Schätzungen zufolge werden elf Prozent der 4-7-Jährigen im Jahr 2025 adipös sein
Adipositas ist bei Kindern unter fünf Jahren von 4,9 Prozent im Jahre 2000 über 5,4 Prozent in 2010 und 4,7 Prozent in 2015 auf 5,9 Prozent im Jahr 2018 angestiegen. Die derzeitigen Trends lassen weltweit bis 2025 einen Anstieg auf elf Prozent erwarten. In Europa fanden sich 2012 unter den 4-7-Jährigen die höchsten Adipositas-Raten in Spanien und Griechenland, die niedrigsten waren in Belgien und Deutschland zu beobachten.
Da Kinder verhältnismäßig viel Zucker konsumieren, wird vermutet, dass er eine Rolle als Risikofaktor für Adipositas spielt. Besonders mit Zucker gesüßte Getränke stehen im Verdacht, das Körpergewicht zu erhöhen, weil sie die Energieaufnahme erhöhen, im Vergleich zu festen Lebensmitteln bei gleicher Energiemenge aber ein geringes Sättigungsvermögen erzeugen. Auch direkte physiologische Effekte des Zuckers, z. B. durch erhöhte Glukose- und Insulin-Konzentrationen im Blut nach Mahlzeiten, werden diskutiert.

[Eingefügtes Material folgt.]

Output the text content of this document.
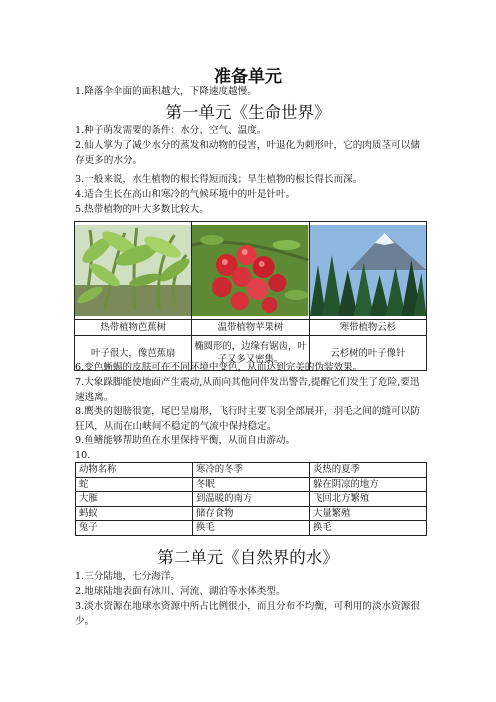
准备单元
1.降落伞伞面的面积越大，下降速度越慢。
第一单元《生命世界》
1.种子萌发需要的条件：水分、空气、温度。
2.仙人掌为了减少水分的蒸发和动物的侵害，叶退化为刺形叶，它的肉质茎可以储存更多的水分。
3.一般来说，水生植物的根长得短而浅；旱生植物的根长得长而深。
4.适合生长在高山和寒冷的气候环境中的叶是针叶。
5.热带植物的叶大多数比较大。

热带植物芭蕉树	温带植物苹果树	寒带植物云杉
叶子很大，像芭蕉扇	椭圆形的，边缘有锯齿，叶子又多又密集。	云杉树的叶子像针
6.变色蜥蜴的皮肤可在不同环境中变色，从而达到完美的伪装效果。
7.大象跺脚能使地面产生震动,从而向其他同伴发出警告,提醒它们发生了危险,要迅速逃离。
8.鹰类的翅膀很宽，尾巴呈扇形，飞行时主要飞羽全部展开，羽毛之间的缝可以防狂风，从而在山峡间不稳定的气流中保持稳定。
9.鱼鳍能够帮助鱼在水里保持平衡，从而自由游动。
10.
动物名称	寒冷的冬季	炎热的夏季
蛇	冬眠	躲在阴凉的地方
大雁	到温暖的南方	飞回北方繁殖
蚂蚁	储存食物	大量繁殖
兔子	换毛	换毛
第二单元《自然界的水》
1.三分陆地，七分海洋。
2.地球陆地表面有冰川、河流、湖泊等水体类型。
3.淡水资源在地球水资源中所占比例很小，而且分布不均衡，可利用的淡水资源很少。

Von der WHO wurden Empfehlungen für eine maximale Zuckeraufnahme (maximal zehn Prozent der täglichen Energieaufnahme aus freiem Zucker) hauptsächlich ausgesprochen, um Karieserkrankungen vorzubeugen. Zuckerkritiker würden den Wert gern weiter senken. Ob zwischen der Zuckeraufnahme und anthropometrischen Daten wie dem BMI oder der Körperfettmasse ein Zusammenhang besteht, ist allerdings nicht eindeutig durch wissenschaftliche Daten belegt.
Die CHOP-Studie
Ursprünglich wurde die CHOP-Studie (ClinicalTrials.gov: NCT00338689) ins Leben gerufen, um zu untersuchen, ob Säuglingsnahrung, die einen höheren Proteingehalt hat als Muttermilch, dazu beiträgt, dass Kinder adipös werden. Die Studie wurde in fünf Ländern (Belgien, Deutschland, Italien, Polen und Spanien) durchgeführt und umfasste 1678 Säuglinge, von denen 583 bis zu einem Alter von elf Jahren weiter beobachtet wurden. Von den Kindern lagen Ernährungsprotokolle vor, die jeweils Tage lang im Alter von zwei, drei, vier, fünf, sechs und acht Jahren erfasst worden waren. Zudem wurden der BMI und der FMI der Kinder bestimmt und zu einer alters- und geschlechtsspezifischen Referenz der WHO in Beziehung gesetzt (zBMI und zFMI). Als potentielle Einflussgrößen wurden der Bildungsgrad der Eltern, Alter, Körpergröße und -gewicht der Mutter, Rauchen und Alkohol während der Schwangerschaft sowie die körperliche Aktivität berücksichtigt.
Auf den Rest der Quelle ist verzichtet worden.